Note that there are filters on the right and bottom. To filter specific names or a set of names according to their overall popularity.

But for now let's how France evolve globally as far as prénoms and sexes are concerned.

![Evolution of prénoms & sexes in France 1990-2010](../../images/Visualisation_3/global_fin.JPG "Evolution of prénoms & sexes in France PART 2")

A growing part of our pie is becoming slightly more yellow over time, meaning that more and more people decade after decade have names that are not only given to one sexe.

Even though it is not the focus here, one can see the evolution of the french demography for each sexe with this visualisation. With the baby boom, and the differences in départements. Seems like they make more babies in the extreme North.

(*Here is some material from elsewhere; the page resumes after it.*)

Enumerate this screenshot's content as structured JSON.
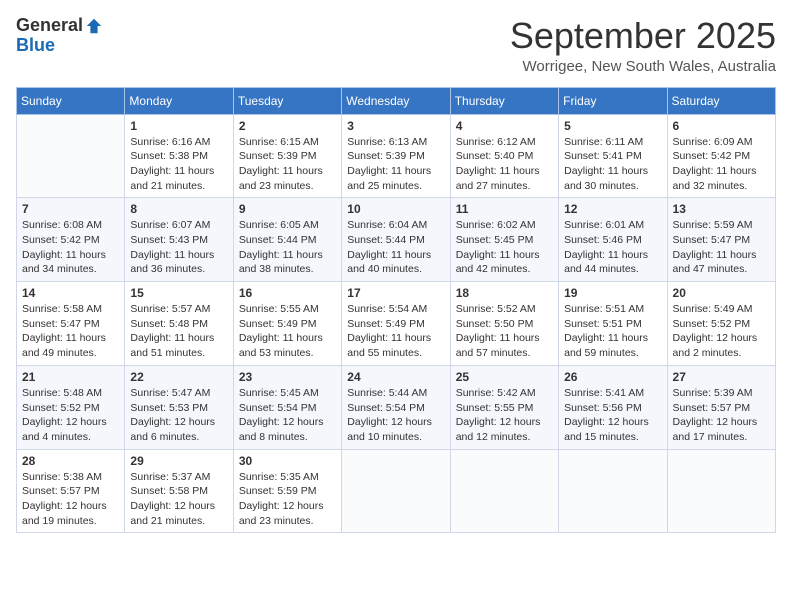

Now that we have checked names in general, let's focus, and see a famous particular example of a French name given to both men and women : Camille. 

![Evolution of Camille & sexes in France 1900-1920](../../images/Visualisation_3/camille_debut.JPG "Evolution of Camille & sexes in France PART 1")

In the beginning 1900-1920 Camille is modestly male dominated. The name is also disappearing gradually, before reappearing, in a very different way.

![Evolution of Camille & sexes in France 1990-2010](../../images/Visualisation_3/camille_fin.JPG "Evolution of Camille & sexes in France PART 2")

In the 90s happens the explosion of the name Camille for women. As time goes, we see that not only the volume diminishes but the ratio evens out !

Unfortunately looking at the tail only of the names popularity graph/filter on the low part does not yield interesting results.

So let's look at another name more popular recently with different characteristics : Ange.

![Evolution of Ange & sexes in France 1900-1920](../../images/Visualisation_3/ange_debut.JPG "Evolution of Ange & sexes in France PART 1")

Ange has a special path, originating more in the west départements of Bretagne, this unusual name (sort of) migrates toward Paris and dies there. It is also male dominated.

![Evolution of Ange & sexes in France 1990-2010](../../images/Visualisation_3/ange_fin.JPG "Evolution of Ange & sexes in France PART 2")

However it sparks again in the Paris area and some other places with the emergence of female Ange. 
Hence we foud a name that participates to the growing trend of unisex names.